Hey, that’s a FAR higher percentage than PBS is of the Federal budget, but Big Bird still wound up being dragged in handcuffs before Congress. This is serious stuff! (that said, if they promised then they promised).

Long sobering article on Alberta’s tar sands:

I think that’s the whole point: Harvard didn’t promise not to invest in fossil fuels. Stanford did.

lol - my mistake, you’re right. Even more hilarious, then :)

Indeed, and thanks for finding it. This is another of the big scams being run by Big Oil/Energy, and exactly the kind of behaviour that is THE problem as outlined in The Corporation film.

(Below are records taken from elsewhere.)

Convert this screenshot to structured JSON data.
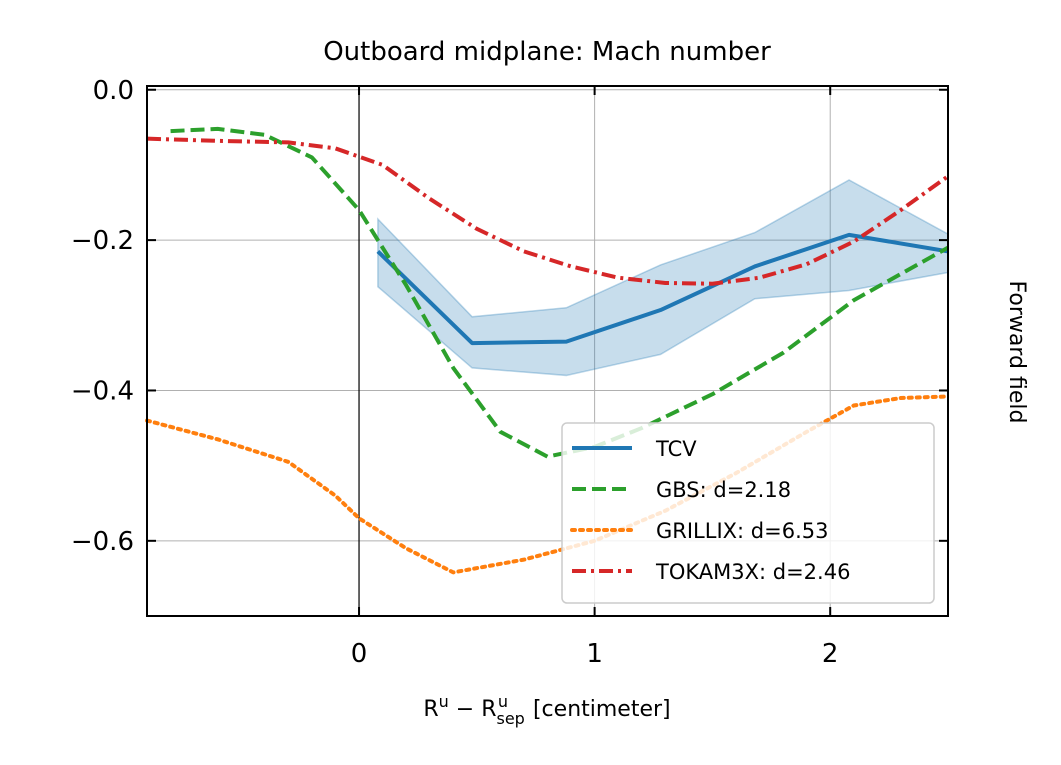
{
  "chart_data": {
    "type": "line",
    "title": "Outboard midplane: Mach number",
    "xlabel": {
      "base": "R",
      "sup1": "u",
      "minus": " − ",
      "base2": "R",
      "sub": "sep",
      "sup2": "u",
      "unit": " [centimeter]"
    },
    "right_label": "Forward field",
    "xlim": [
      -0.9,
      2.5
    ],
    "ylim": [
      -0.7,
      0.005
    ],
    "xticks": [
      0,
      1,
      2
    ],
    "xtick_labels": [
      "0",
      "1",
      "2"
    ],
    "yticks": [
      0.0,
      -0.2,
      -0.4,
      -0.6
    ],
    "ytick_labels": [
      "0.0",
      "−0.2",
      "−0.4",
      "−0.6"
    ],
    "grid": true,
    "legend_position": "bottom-right",
    "series": [
      {
        "name": "TCV",
        "color": "#1f77b4",
        "style": "solid",
        "x": [
          0.08,
          0.48,
          0.88,
          1.28,
          1.68,
          2.08,
          2.5
        ],
        "y": [
          -0.215,
          -0.337,
          -0.335,
          -0.293,
          -0.235,
          -0.193,
          -0.215
        ],
        "band_upper": [
          -0.172,
          -0.302,
          -0.29,
          -0.233,
          -0.19,
          -0.12,
          -0.192
        ],
        "band_lower": [
          -0.262,
          -0.37,
          -0.38,
          -0.352,
          -0.278,
          -0.267,
          -0.243
        ]
      },
      {
        "name": "GBS: d=2.18",
        "color": "#2ca02c",
        "style": "dashed",
        "x": [
          -0.8,
          -0.6,
          -0.4,
          -0.2,
          0.0,
          0.2,
          0.4,
          0.6,
          0.8,
          1.0,
          1.2,
          1.5,
          1.8,
          2.1,
          2.5
        ],
        "y": [
          -0.055,
          -0.052,
          -0.06,
          -0.09,
          -0.16,
          -0.26,
          -0.37,
          -0.455,
          -0.488,
          -0.475,
          -0.45,
          -0.405,
          -0.35,
          -0.28,
          -0.21
        ]
      },
      {
        "name": "GRILLIX: d=6.53",
        "color": "#ff7f0e",
        "style": "dotted",
        "x": [
          -0.9,
          -0.6,
          -0.3,
          -0.1,
          0.0,
          0.2,
          0.4,
          0.7,
          1.0,
          1.3,
          1.6,
          1.9,
          2.1,
          2.3,
          2.5
        ],
        "y": [
          -0.44,
          -0.465,
          -0.495,
          -0.54,
          -0.57,
          -0.61,
          -0.642,
          -0.625,
          -0.6,
          -0.56,
          -0.51,
          -0.455,
          -0.42,
          -0.41,
          -0.408
        ]
      },
      {
        "name": "TOKAM3X: d=2.46",
        "color": "#d62728",
        "style": "dashdot",
        "x": [
          -0.9,
          -0.6,
          -0.3,
          -0.1,
          0.1,
          0.3,
          0.5,
          0.7,
          0.9,
          1.1,
          1.3,
          1.5,
          1.7,
          1.9,
          2.1,
          2.3,
          2.5
        ],
        "y": [
          -0.065,
          -0.068,
          -0.07,
          -0.078,
          -0.1,
          -0.145,
          -0.185,
          -0.215,
          -0.235,
          -0.25,
          -0.257,
          -0.258,
          -0.25,
          -0.232,
          -0.202,
          -0.16,
          -0.115
        ]
      }
    ]
  }
}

‘Rate of environmental degradation puts life on Earth at risk, say scientists’:

http://www.theguardian.com/environment/2015/jan/15/rate-of-environmental-degradation-puts-life-on-earth-at-risk-say-scientists

Humans are “eating away at our own life support systems” at a rate unseen in the past 10,000 years by degrading land and freshwater systems, emitting greenhouse gases and releasing vast amounts of agricultural chemicals into the environment, new research has found.

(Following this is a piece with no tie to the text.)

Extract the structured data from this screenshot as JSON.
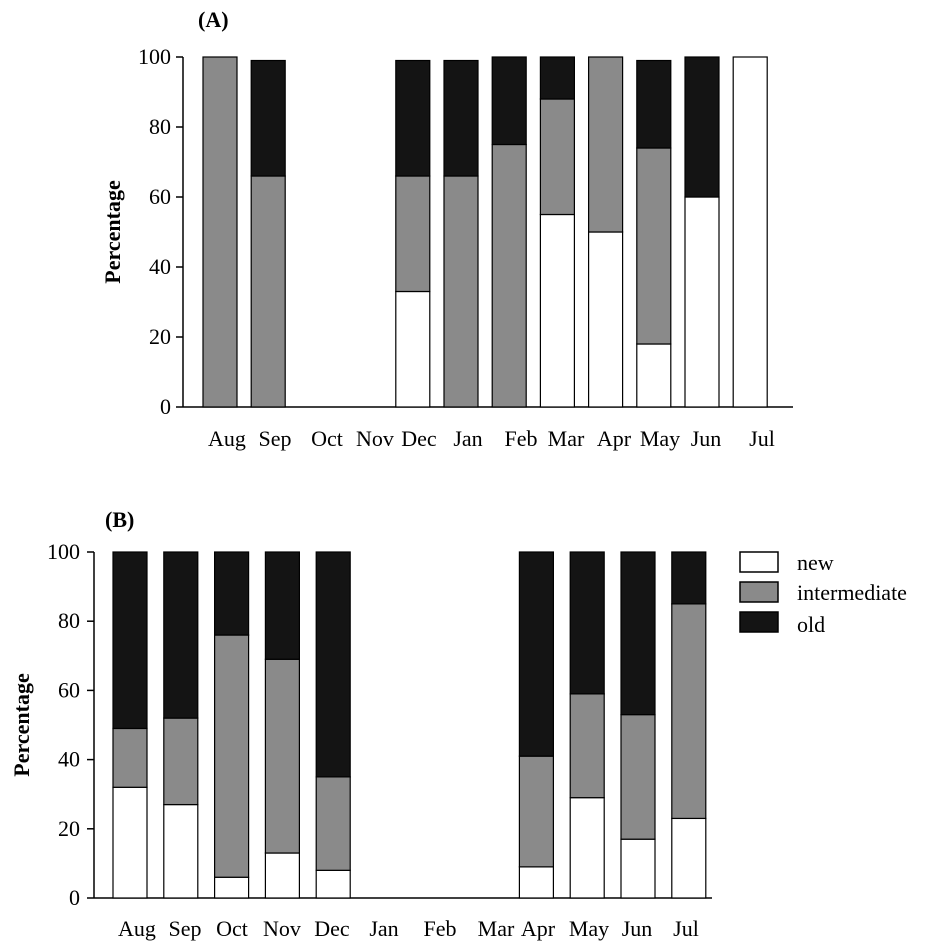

Two major new studies by an international team of researchers have pinpointed the key factors that ensure a livable planet for humans, with stark results.

Of nine worldwide processes that underpin life on Earth, four have exceeded “safe” levels – human-driven climate change, loss of biosphere integrity, land system change and the high level of phosphorus and nitrogen flowing into the oceans due to fertiliser use.

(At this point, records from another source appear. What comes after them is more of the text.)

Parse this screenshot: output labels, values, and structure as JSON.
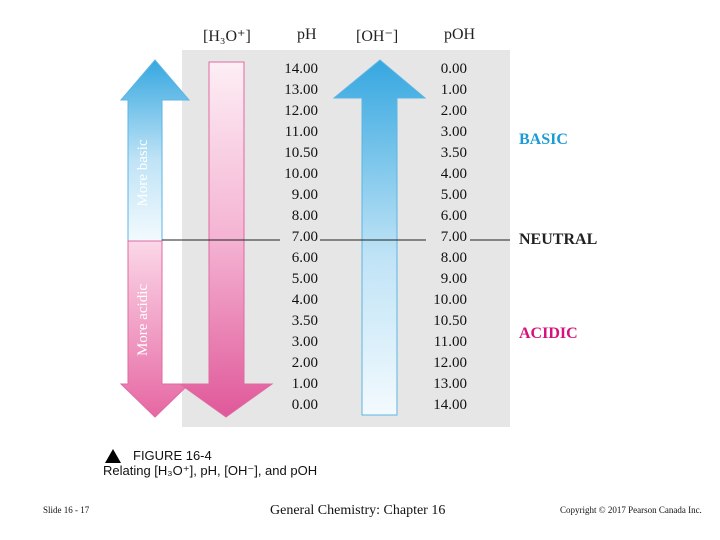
{
  "headers": {
    "h3o": "[H₃O⁺]",
    "ph": "pH",
    "oh": "[OH⁻]",
    "poh": "pOH"
  },
  "ph_values": [
    "14.00",
    "13.00",
    "12.00",
    "11.00",
    "10.50",
    "10.00",
    "9.00",
    "8.00",
    "7.00",
    "6.00",
    "5.00",
    "4.00",
    "3.50",
    "3.00",
    "2.00",
    "1.00",
    "0.00"
  ],
  "poh_values": [
    "0.00",
    "1.00",
    "2.00",
    "3.00",
    "3.50",
    "4.00",
    "5.00",
    "6.00",
    "7.00",
    "8.00",
    "9.00",
    "10.00",
    "10.50",
    "11.00",
    "12.00",
    "13.00",
    "14.00"
  ],
  "arrow_labels": {
    "basic": "More basic",
    "acidic": "More acidic"
  },
  "zones": {
    "basic": "BASIC",
    "neutral": "NEUTRAL",
    "acidic": "ACIDIC"
  },
  "caption": {
    "figure": "FIGURE 16-4",
    "title": "Relating [H₃O⁺], pH, [OH⁻], and pOH"
  },
  "footer": {
    "slide": "Slide 16 - 17",
    "course": "General Chemistry: Chapter 16",
    "copyright": "Copyright © 2017 Pearson Canada Inc."
  },
  "colors": {
    "basic": "#1a9bd7",
    "acidic": "#d6127a",
    "neutral": "#222222",
    "panel": "#e6e6e6"
  }
}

Researchers spent five years identifying these core components of a planet suitable for human life, using the long-term average state of each measure to provide a baseline for the analysis.

They found that the changes of the last 60 years are unprecedented in the previous 10,000 years, a period in which the world has had a relatively stable climate and human civilisation has advanced significantly.

Carbon dioxide levels, at 395.5 parts per million, are at historic highs, while loss of biosphere integrity is resulting in species becoming extinct at a rate more than 100 times faster than the previous norm.

Since 1950 urban populations have increased seven-fold, primary energy use has soared by a factor of five, while the amount of fertiliser used is now eight times higher. The amount of nitrogen entering the oceans has quadrupled.

All of these changes are shifting Earth into a “new state” that is becoming less hospitable to human life, researchers said.

“These indicators have shot up since 1950 and there are no signs they are slowing down,” said Prof Will Steffen of the Australian National University and the Stockholm Resilience Centre. Steffen is the lead author on both of the studies.

“When economic systems went into overdrive, there was a massive increase in resource use and pollution. It used to be confined to local and regional areas but we’re now seeing this occurring on a global scale. These changes are down to human activity, not natural variability.”

Related to that, danger of mass extinction event for marine life:
http://mainenewsonline.com/content/15012431-humans-causing-unprecedented-harm-oceans

But in a bit of good news, the Pope steps up:

‘‘I think we have exploited nature too much,’’ Francis said, citing deforestation and monoculture. ‘‘Thanks be to God that today there are voices, so many people who are speaking out about it.

Go Pope (i’m really liking this guy, which means he probably won’t last long!). And just to say thanks again for that article, it was really well written and a perfect example of what we are all ultimately up against.

‘2014 warmest year on record, say US researchers’:

2014 was the warmest year on record, with global temperatures 0.68C (1.24F) above the long-term average, US government scientists have said. The results mean that 14 of the 15 warmest years on record have occurred since the turn of the century.

The analysis was published on Friday by Nasa and Noaa researchers.

Last month, the World Meteorological Organization released provisional figures that predicted the past 12 months were set to be record breakers. The long-term global average temperature is calculated from data collected between 1951 and 1980.

“This is the latest in a series of warm years, in a series of warm decades,” said Gavin Schmidt, director of Nasa’s Goddard Institute for Space Studies.